Andrew Edward Left is an activist short seller, author and editor of the online investment newsletter Citron Research, formerly StockLemon.com. Left is known for advising investors on short selling and has often appeared on various media outlets such as CNBC and Bloomberg to talk about his opinions on stocks. In 2016, Left was banned for five years by the Hong Kong Market Misconduct Tribunal for disclosing false or misleading information, and so inducing transactions under the Securities and Futures Ordinance.
Robert S. Khuzami was the Deputy U.S. Attorney for the United States Attorney’s Office for the Southern District of New York until March 22, 2019. He previously was a United States federal prosecutor and Assistant United States Attorney for the office, and a former director of the Division of Enforcement of the U.S. Securities and Exchange Commission. He was previously a partner at law firm Kirkland & Ellis. and general counsel of Deutsche Bank AG. Khuzami graduated from the University of Rochester (BA), and Boston University (JD).
Wayne Jett is managing principal and chief economist of Classical Capital LLC, a Pasadena CA registered investment advisor engaged in economic analysis and asset management services. He is a member of the CFA Institute and the CFA Society of Los Angeles, and speaks to CFA chapters nationally on the subject of monetary policy reform. In private law practice 1970-1999, he argued cases in the Supreme Court of the United States, the U. S. Court of Appeals, and the federal and state trial and appellate courts. He has led seminars in supply-side economics for CFALA and for Security Analysts of San Francisco, and speaks and writes on constitutional and economic topics. He is also the author of The Fruits of Graft: Great Depressions Then and Now. In 2006, Jett was one of the organizers of the Naked Short, and Greedy event for CFA-LA.
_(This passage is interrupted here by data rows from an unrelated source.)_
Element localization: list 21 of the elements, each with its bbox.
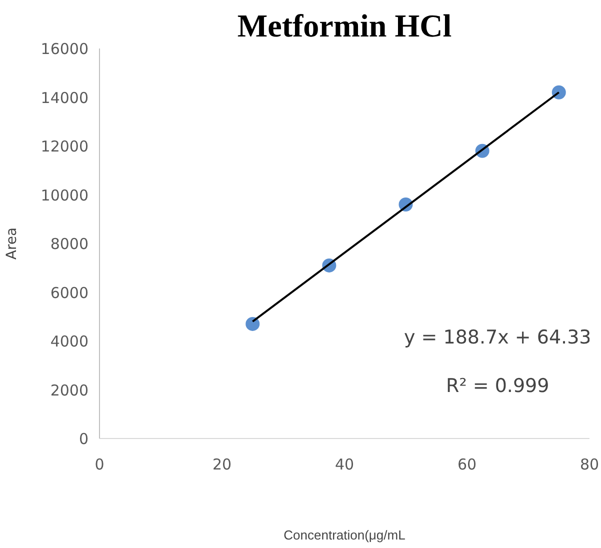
y-tick-label: 12000: [40, 138, 88, 156]
point: [246, 316, 260, 331]
y-tick-label: 4000: [50, 332, 89, 350]
annotation: y = 188.7x + 64.33: [404, 326, 592, 348]
y-tick-label: 16000: [40, 40, 88, 58]
y-tick-label: 14000: [40, 88, 88, 107]
y-axis-title: Area: [4, 227, 20, 260]
annotation: R² = 0.999: [446, 375, 550, 398]
point: [552, 85, 566, 100]
x-tick-label: 40: [334, 456, 354, 474]
x-axis-title: Concentration(μg/mL: [284, 528, 406, 542]
y-tick-label: 10000: [40, 186, 88, 204]
x-tick-label: 80: [580, 456, 600, 474]
x-tick-label: 20: [212, 456, 232, 474]
y-tick-label: 6000: [50, 284, 89, 302]
x-tick-label: 60: [457, 456, 477, 474]
y-tick-label: 0: [78, 430, 89, 448]
chart-title: Metformin HCl: [237, 8, 452, 44]
y-tick-label: 2000: [50, 381, 89, 400]
y-tick-label: 8000: [50, 235, 89, 253]
x-tick-label: 0: [94, 456, 104, 474]
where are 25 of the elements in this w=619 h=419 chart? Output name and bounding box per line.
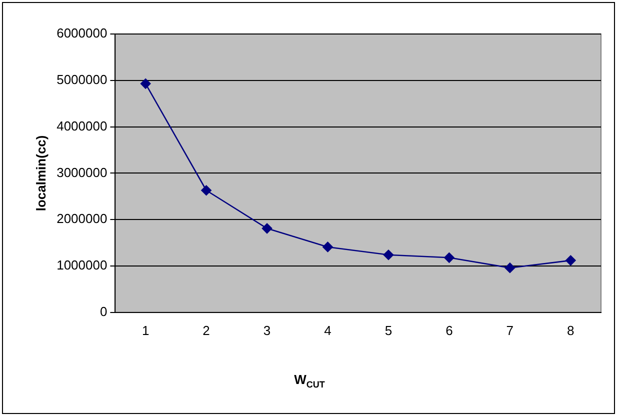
- y-tick-label: 1000000: [56, 258, 108, 273]
- x-axis-title: W$_{CUT}$: [293, 372, 326, 390]
- y-tick-label: 4000000: [56, 118, 108, 134]
- point: [201, 185, 212, 196]
- point: [322, 242, 333, 252]
- point: [383, 250, 394, 260]
- y-axis-title: localmin(cc): [33, 135, 48, 212]
- y-tick-label: 3000000: [56, 164, 108, 180]
- point: [262, 223, 272, 234]
- y-tick-label: 2000000: [56, 211, 108, 226]
- x-tick-label: 1: [142, 322, 150, 338]
- y-tick-label: 0: [100, 304, 108, 319]
- x-tick-label: 3: [263, 322, 271, 338]
- point: [504, 262, 516, 274]
- y-tick-label: 6000000: [56, 26, 108, 41]
- x-tick-label: 5: [384, 322, 392, 338]
- point: [444, 252, 454, 263]
- point: [565, 255, 576, 266]
- x-tick-label: 4: [324, 322, 332, 338]
- point: [140, 78, 151, 89]
- y-tick-label: 5000000: [56, 72, 108, 87]
- x-tick-label: 6: [446, 322, 453, 338]
- x-tick-label: 8: [567, 322, 574, 338]
- x-tick-label: 2: [202, 322, 210, 338]
- x-tick-label: 7: [506, 322, 514, 338]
Don Clark is a former FBI Special agent who did a parallel investigation into the stock fraud allegations of “EagleTech” and called it “the stepping stone case in stock fraud investigations.” He was convinced the case produced enough evidence needed to prove there is a real-time organized crime syndicate working and operating currently within Wall Street.
Judd Bagley is the Vice President of Marketing at Everise. Prior to his position at Everise, Judd worked as Senior Director of Communications at Netki, Evernym, InsideSales.com and also served as the former Director of Communications at Overstock.com. Prior to that, as Director of Public Relations for Summit Group Communications, one of the largest PR firms in the state of Utah. Bagley studied biology at the University of Utah.
John Serubo was a stock promoter & investor who introduced “EagleTech” to his wall street firm and partners, Salomon Smith Barney. According to the SEC complaint, Serubo was one of the primary perpetrators in the EagleTech criminal case. Serubo, Tonino Labella, and others manipulated EagleTech’s stock and solicited investors to buy shares before EagleTech went public. According to the book, Naked, Short, and Greedy: Wall Street’s Failure to Deliver, “they pretended to sell shares to investors for a total of $1.4 million – before they had the actual shares to sell.” He explained how to take down a company through infiltrated management in The Wall Street Conspiracy Documentary.
James J. Cramer is an American television personality, and host of Mad Money on CNBC. He is a former hedge fund manager, author, and a co-founder of TheStreet.com. In 1984, Cramer became a stockbroker at Goldman Sachs, where he worked on sales and trading. In 1987, Cramer left Goldman Sachs and started a hedge fund, Cramer & Co. (later Cramer, Berkowitz & Co.). From 2002 to 2005, Cramer co-hosted Kudlow & Cramer (first called America Now) with Larry Kudlow. Cramer received a Juris Doctor degree from Harvard Law School.
David Patch is an engineer and Wall Street investor. He became an activist after becoming a victim of naked short selling. He is one of the stars in The Wall Street Conspiracy (2012) documentary. Patch filed Freedom of information requests on various companies to research “fails to deliver” only to discover these crimes were happening every day on Wall Street and nothing was being done about it. He began an online petition against naked short selling and started a website called InvestigateTheSEC.com directed at congress and to raise awareness of the $1 Billion investor fraud orchestrated by SEC. He was also known as one of the “dirty dozen” that took to the streets to raise awareness of these financial crimes.